Claudia Sheinbaum mando un mensaje que buscó marcar el tono de su administración: austeridad como principio rector. Lo dijo con la intención de contrastar su estilo con la imagen de algunos militantes y dirigentes de su movimiento que, en últimas fechas, fueron vistos viajando por el mundo, luciendo relojes de lujo y degustando banquetes fastuosos.
Pero, el llamado fue recibido con tibieza por sus destinatarios. El senador Gerardo Fernández Noroña se justificó interpretando el principio juarista de “La honrada medianía”, argumentando que la austeridad republicana solo aplica a las arcas públicas, no al bolsillo privado de los funcionarios que, en su caso, tienen derecho a gastar sus ingresos como mejor les plazca.
Esa distancia entre el discurso y la realidad no es nueva. Y el cine mexicano, espejo que no siempre halaga, lo ha retratado con especial precisión. Tres películas de Luis Estrada —La Ley de Herodes, El Infierno y La Dictadura Perfecta— dibujaron el perfil de una clase política capaz de acomodarse a cualquier régimen, desde el priismo más autoritario hasta las alternancias de escaparate. Hoy, con otro partido en el poder, la pregunta inevitable es si llegará el momento en que sus figuras sean llevadas a la pantalla con la misma mordacidad.
Para entender cómo el cine ha llegado a ser este espejo, hay que regresar a sus orígenes, el cine en México nació, paradójicamente, cerca del poder. El 15 de agosto de 1896, se realizó la primera proyección para un reducido grupo de invitados del presidente Porfirio Díaz. Algunos días después, se llevó a cabo la función pública. Desde entonces, la política y el cine se han cruzado en un vaivén de adulación, propaganda y crítica.
Durante el porfiriato, la cámara fue herramienta de prestigio. Los noticieros mostraban al presidente inaugurando rutas de ferrocarriles o recibiendo a visitantes ilustres. Después, en el México posrevolucionario, el cine se convirtió en un instrumento de cohesión nacional. La llamada “época de oro” no sólo fabricó ídolos como Pedro Infante o María Félix; también reforzó la narrativa oficial de un país en progreso, donde el presidente aparecía como garante del orden y la modernidad.
Pero en los años setenta y ochenta, con la crisis económica y el desencanto social, surgió otro registro: el cine urbano, áspero, de denuncia. Filmes como El apando o Canoa mostraron las fisuras del sistema, la violencia de Estado y la corrupción cotidiana.
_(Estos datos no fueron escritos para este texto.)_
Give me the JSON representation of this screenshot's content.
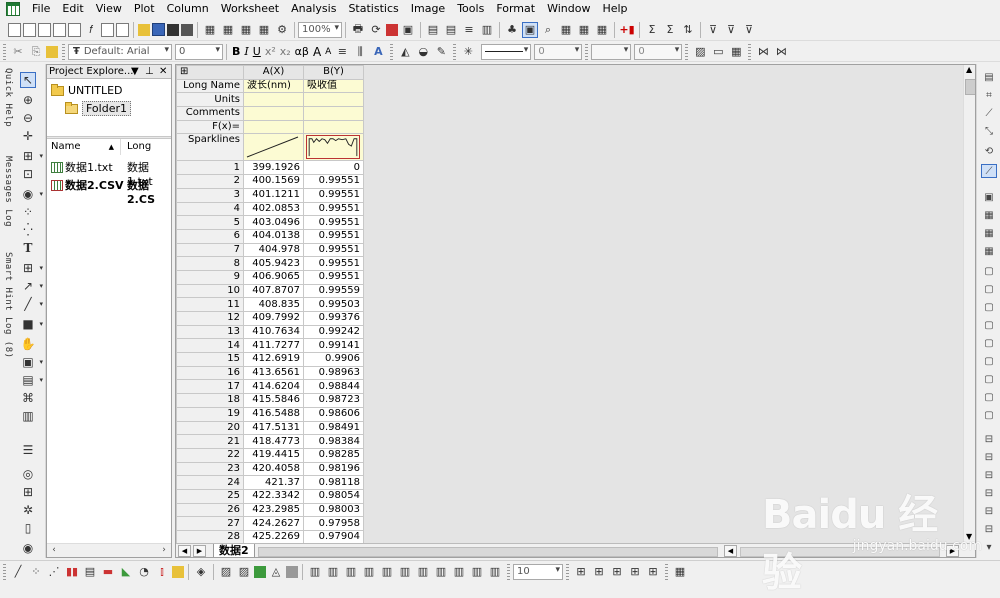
{
  "menu": [
    "File",
    "Edit",
    "View",
    "Plot",
    "Column",
    "Worksheet",
    "Analysis",
    "Statistics",
    "Image",
    "Tools",
    "Format",
    "Window",
    "Help"
  ],
  "toolbar1": {
    "zoom": "100%"
  },
  "toolbar2": {
    "font_name": "Default: Arial",
    "font_size": "0",
    "line_width": "0",
    "line_width2": "0",
    "bold": "B",
    "italic": "I",
    "underline": "U",
    "superscript": "x²",
    "subscript": "x₂",
    "greek": "αβ",
    "grow_font": "A",
    "shrink_font": "A"
  },
  "left_tabs": [
    "Quick Help",
    "Messages Log",
    "Smart Hint Log (8)"
  ],
  "project_explorer": {
    "title": "Project Explore...",
    "tree": {
      "root": "UNTITLED",
      "folder": "Folder1"
    },
    "columns": [
      "Name",
      "Long Nam"
    ],
    "items": [
      {
        "name": "数据1.txt",
        "long_name": "数据1.txt",
        "bold": false
      },
      {
        "name": "数据2.CSV",
        "long_name": "数据2.CS",
        "bold": true
      }
    ]
  },
  "worksheet": {
    "corner": "⊞",
    "columns": [
      "A(X)",
      "B(Y)"
    ],
    "meta_rows": [
      {
        "label": "Long Name",
        "values": [
          "波长(nm)",
          "吸收值"
        ]
      },
      {
        "label": "Units",
        "values": [
          "",
          ""
        ]
      },
      {
        "label": "Comments",
        "values": [
          "",
          ""
        ]
      },
      {
        "label": "F(x)=",
        "values": [
          "",
          ""
        ]
      }
    ],
    "sparklines_label": "Sparklines",
    "rows": [
      [
        "1",
        "399.1926",
        "0"
      ],
      [
        "2",
        "400.1569",
        "0.99551"
      ],
      [
        "3",
        "401.1211",
        "0.99551"
      ],
      [
        "4",
        "402.0853",
        "0.99551"
      ],
      [
        "5",
        "403.0496",
        "0.99551"
      ],
      [
        "6",
        "404.0138",
        "0.99551"
      ],
      [
        "7",
        "404.978",
        "0.99551"
      ],
      [
        "8",
        "405.9423",
        "0.99551"
      ],
      [
        "9",
        "406.9065",
        "0.99551"
      ],
      [
        "10",
        "407.8707",
        "0.99559"
      ],
      [
        "11",
        "408.835",
        "0.99503"
      ],
      [
        "12",
        "409.7992",
        "0.99376"
      ],
      [
        "13",
        "410.7634",
        "0.99242"
      ],
      [
        "14",
        "411.7277",
        "0.99141"
      ],
      [
        "15",
        "412.6919",
        "0.9906"
      ],
      [
        "16",
        "413.6561",
        "0.98963"
      ],
      [
        "17",
        "414.6204",
        "0.98844"
      ],
      [
        "18",
        "415.5846",
        "0.98723"
      ],
      [
        "19",
        "416.5488",
        "0.98606"
      ],
      [
        "20",
        "417.5131",
        "0.98491"
      ],
      [
        "21",
        "418.4773",
        "0.98384"
      ],
      [
        "22",
        "419.4415",
        "0.98285"
      ],
      [
        "23",
        "420.4058",
        "0.98196"
      ],
      [
        "24",
        "421.37",
        "0.98118"
      ],
      [
        "25",
        "422.3342",
        "0.98054"
      ],
      [
        "26",
        "423.2985",
        "0.98003"
      ],
      [
        "27",
        "424.2627",
        "0.97958"
      ],
      [
        "28",
        "425.2269",
        "0.97904"
      ]
    ],
    "sheet_tab": "数据2"
  },
  "bottom_toolbar": {
    "size": "10"
  },
  "watermark": {
    "logo": "Baidu 经验",
    "url": "jingyan.baidu.com"
  },
  "colors": {
    "selection": "#cfe0f7",
    "meta_bg": "#fcfbd3",
    "accent": "#3a6fc4"
  }
}
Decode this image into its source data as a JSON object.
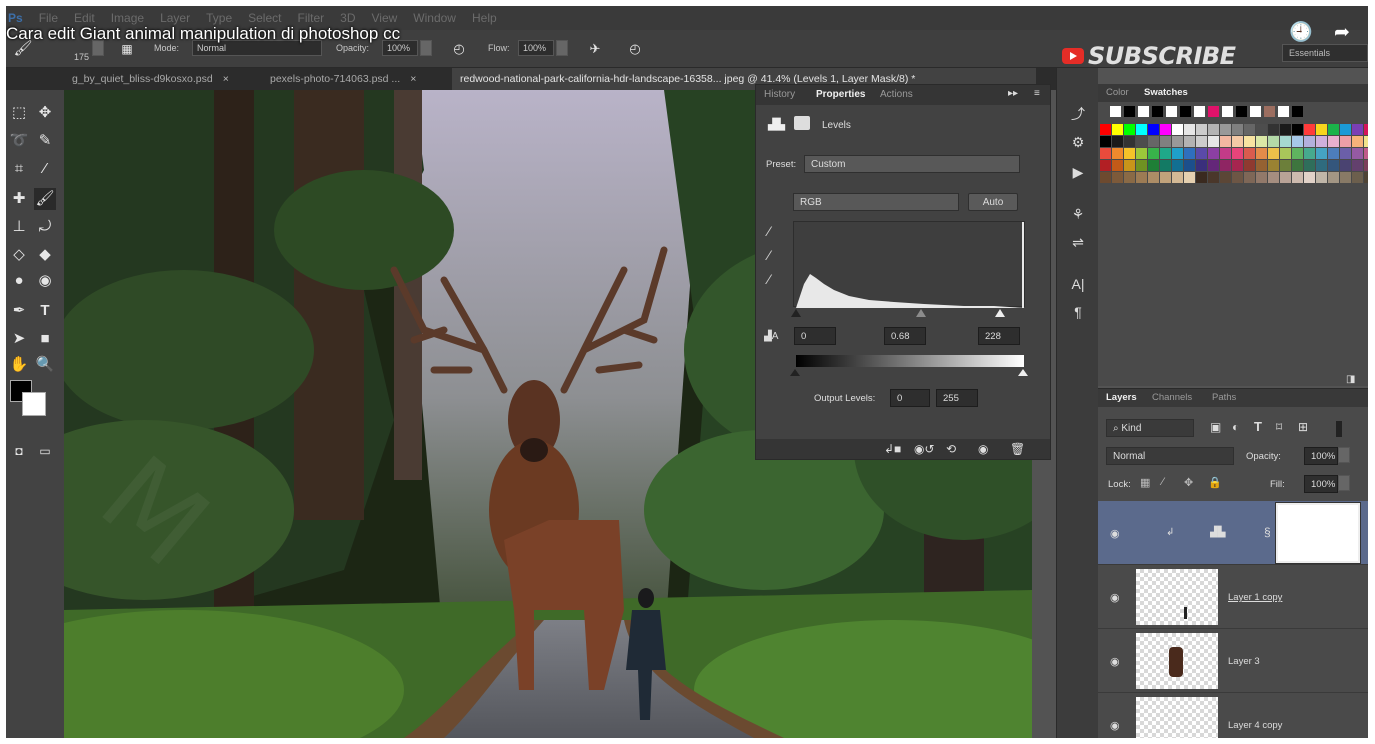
{
  "video": {
    "title": "Cara edit Giant animal manipulation di photoshop cc",
    "subscribe_label": "SUBSCRIBE",
    "watch_later_icon": "clock-icon",
    "share_icon": "share-arrow-icon"
  },
  "app": {
    "logo_letters": "Ps",
    "menu": [
      "File",
      "Edit",
      "Image",
      "Layer",
      "Type",
      "Select",
      "Filter",
      "3D",
      "View",
      "Window",
      "Help"
    ],
    "workspace": "Essentials"
  },
  "options_bar": {
    "brush_size": "175",
    "mode_label": "Mode:",
    "mode_value": "Normal",
    "opacity_label": "Opacity:",
    "opacity_value": "100%",
    "flow_label": "Flow:",
    "flow_value": "100%"
  },
  "tabs": [
    {
      "label": "g_by_quiet_bliss-d9kosxo.psd",
      "close": "×"
    },
    {
      "label": "pexels-photo-714063.psd ...",
      "close": "×"
    },
    {
      "label": "redwood-national-park-california-hdr-landscape-16358... jpeg @ 41.4% (Levels 1, Layer Mask/8) *",
      "active": true
    }
  ],
  "properties": {
    "tabs": [
      "History",
      "Properties",
      "Actions"
    ],
    "active_tab": "Properties",
    "panel_title": "Levels",
    "preset_label": "Preset:",
    "preset_value": "Custom",
    "channel_value": "RGB",
    "auto_label": "Auto",
    "input_black": "0",
    "input_gamma": "0.68",
    "input_white": "228",
    "output_label": "Output Levels:",
    "output_black": "0",
    "output_white": "255"
  },
  "swatches": {
    "tabs": [
      "Color",
      "Swatches"
    ],
    "active_tab": "Swatches"
  },
  "layers_panel": {
    "tabs": [
      "Layers",
      "Channels",
      "Paths"
    ],
    "active_tab": "Layers",
    "kind_label": "Kind",
    "blend_mode": "Normal",
    "opacity_label": "Opacity:",
    "opacity_value": "100%",
    "lock_label": "Lock:",
    "fill_label": "Fill:",
    "fill_value": "100%",
    "layers": [
      {
        "name": "",
        "type": "levels-adjustment",
        "selected": true
      },
      {
        "name": "Layer 1 copy"
      },
      {
        "name": "Layer 3"
      },
      {
        "name": "Layer 4 copy"
      }
    ]
  },
  "colors": {
    "ui_dark": "#3a3a3a",
    "ui_mid": "#535353",
    "selected_layer": "#5b6a8c",
    "subscribe_red": "#e52d27"
  }
}
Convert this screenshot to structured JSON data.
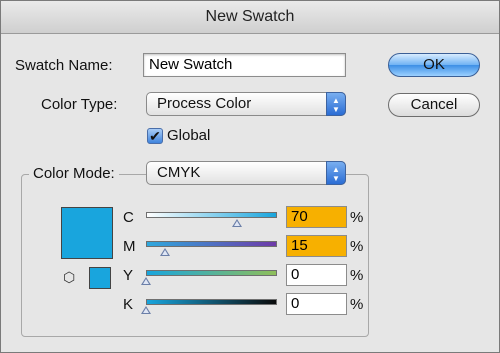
{
  "dialog": {
    "title": "New Swatch"
  },
  "swatch_name": {
    "label": "Swatch Name:",
    "value": "New Swatch"
  },
  "color_type": {
    "label": "Color Type:",
    "selected": "Process Color"
  },
  "global_checkbox": {
    "label": "Global",
    "checked": true
  },
  "color_mode": {
    "label": "Color Mode:",
    "selected": "CMYK"
  },
  "buttons": {
    "ok": "OK",
    "cancel": "Cancel"
  },
  "swatch_color": "#19a5dd",
  "channels": [
    {
      "name": "C",
      "value": "70",
      "unit": "%",
      "highlighted": true
    },
    {
      "name": "M",
      "value": "15",
      "unit": "%",
      "highlighted": true
    },
    {
      "name": "Y",
      "value": "0",
      "unit": "%",
      "highlighted": false
    },
    {
      "name": "K",
      "value": "0",
      "unit": "%",
      "highlighted": false
    }
  ],
  "icons": {
    "out_of_gamut": "cube-icon",
    "popup_arrows": "updown-arrows-icon"
  }
}
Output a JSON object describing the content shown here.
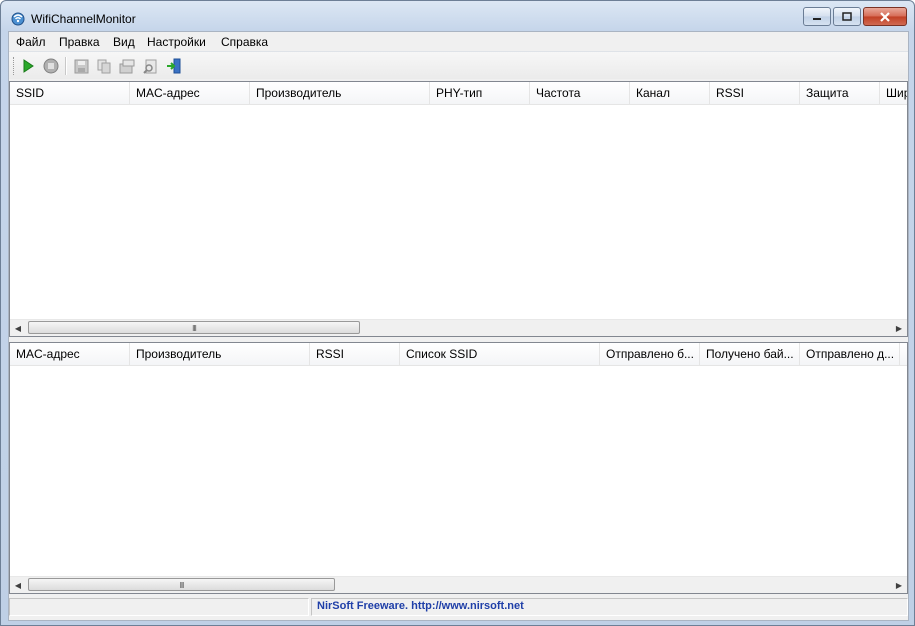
{
  "window": {
    "title": "WifiChannelMonitor"
  },
  "colors": {
    "link": "#1f3fa8",
    "play": "#2aa82a",
    "stop": "#8a8a8a"
  },
  "menu": [
    "Файл",
    "Правка",
    "Вид",
    "Настройки",
    "Справка"
  ],
  "toolbar": {
    "icons": [
      "play-icon",
      "stop-icon",
      "save-icon",
      "copy-icon",
      "properties-icon",
      "find-icon",
      "exit-icon"
    ]
  },
  "top_table": {
    "columns": [
      "SSID",
      "MAC-адрес",
      "Производитель",
      "PHY-тип",
      "Частота",
      "Канал",
      "RSSI",
      "Защита",
      "Шир"
    ],
    "rows": []
  },
  "bottom_table": {
    "columns": [
      "MAC-адрес",
      "Производитель",
      "RSSI",
      "Список SSID",
      "Отправлено б...",
      "Получено бай...",
      "Отправлено д..."
    ],
    "rows": []
  },
  "statusbar": {
    "link_text": "NirSoft Freeware.  http://www.nirsoft.net"
  },
  "scrollbar": {
    "grip": "III"
  }
}
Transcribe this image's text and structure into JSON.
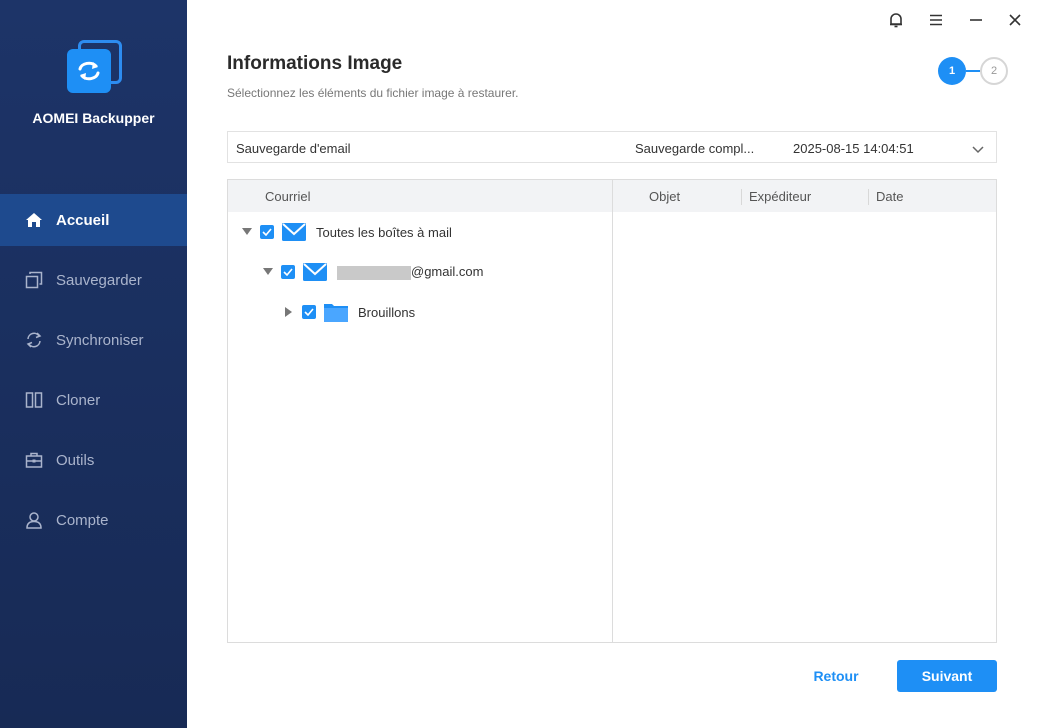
{
  "app": {
    "name": "AOMEI Backupper"
  },
  "sidebar": {
    "items": [
      {
        "label": "Accueil",
        "icon": "home-icon",
        "active": true
      },
      {
        "label": "Sauvegarder",
        "icon": "backup-icon",
        "active": false
      },
      {
        "label": "Synchroniser",
        "icon": "sync-icon",
        "active": false
      },
      {
        "label": "Cloner",
        "icon": "clone-icon",
        "active": false
      },
      {
        "label": "Outils",
        "icon": "toolbox-icon",
        "active": false
      },
      {
        "label": "Compte",
        "icon": "user-icon",
        "active": false
      }
    ]
  },
  "window_controls": [
    "bell-icon",
    "menu-icon",
    "minimize-icon",
    "close-icon"
  ],
  "header": {
    "title": "Informations Image",
    "subtitle": "Sélectionnez les éléments du fichier image à restaurer."
  },
  "steps": {
    "current": "1",
    "next": "2"
  },
  "image_select": {
    "name": "Sauvegarde d'email",
    "type": "Sauvegarde compl...",
    "datetime": "2025-08-15 14:04:51"
  },
  "tree": {
    "header": "Courriel",
    "items": [
      {
        "label": "Toutes les boîtes à mail",
        "checked": true,
        "expanded": true,
        "icon": "mail-icon"
      },
      {
        "label": "@gmail.com",
        "redacted_prefix": true,
        "checked": true,
        "expanded": true,
        "icon": "mail-icon"
      },
      {
        "label": "Brouillons",
        "checked": true,
        "expanded": false,
        "icon": "folder-icon"
      }
    ]
  },
  "messages": {
    "columns": [
      "Objet",
      "Expéditeur",
      "Date"
    ]
  },
  "footer": {
    "back_label": "Retour",
    "next_label": "Suivant"
  },
  "colors": {
    "accent": "#1e8ff5",
    "sidebar_bg": "#1d3468",
    "sidebar_active": "#1e4a8e"
  }
}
El público ya no veía en la pantalla la versión heroica del gobernante, sino las sombras del poder.
Luis Estrada retomó esa veta a finales de los noventa, combinando sátira y farsa para exhibir el pacto de cinismo de la clase política. Con La Ley de Herodes (1999) retrató la improvisación y corrupción; en El Infierno (2010) llevó la crítica al terreno de los vínculos de algunos políticos con grupos ilícitos; y con La Dictadura Perfecta (2014) se adentró en la relación perversa entre medios de comunicación masiva y gobierno. El golpe era parejo: nadie quedaba a salvo.
Ese es el espejo en el que, tarde o temprano, la clase política que hoy está en escena será dibujada. La historia enseña que todo partido que se asienta en el poder genera su propia iconografía: residencias y viajes que contradicen la narrativa de empatía con los más pobres. En el siglo XXI, las redes sociales aceleran ese escrutinio: una fotografía, un video o un tuit pueden ser la chispa de un guion cinematográfico.
Por eso, el llamado de Sheinbaum a la austeridad no es sólo un gesto político; es también un intento de blindar su imagen ante el juicio implacable del archivo visual que la historia acumula. Si el cine de Estrada u otro heredero de su estilo decide algún día contar este capítulo, no partirá de comunicados oficiales, sino de esas imágenes que revelan más de lo que se quisiera.
En 1896, Porfirio Díaz quedó fascinado por el cinematógrafo de los hermanos Lumière. Más de un siglo después, el poder sigue seducido —y observado— por la pantalla. El cine puede ser homenaje o sátira, propaganda o denuncia, pero siempre deja un testimonio que escapa al control de quien lo protagoniza.
De ahí la vigencia de aquella frase atribuida a Carlos Hank González: “Un político pobre es un pobre político”. El cine mexicano, con su memoria larga y su humor a veces duro, en algún momento habrá de recordárnoslo. Y quizá, dentro de algunos años, cuando se proyecte la película sobre esta época, el público vuelva a reír, indignarse o asentir ante una verdad incómoda: en México, la política y el cine se escriben con la misma tinta, la de la memoria implacable.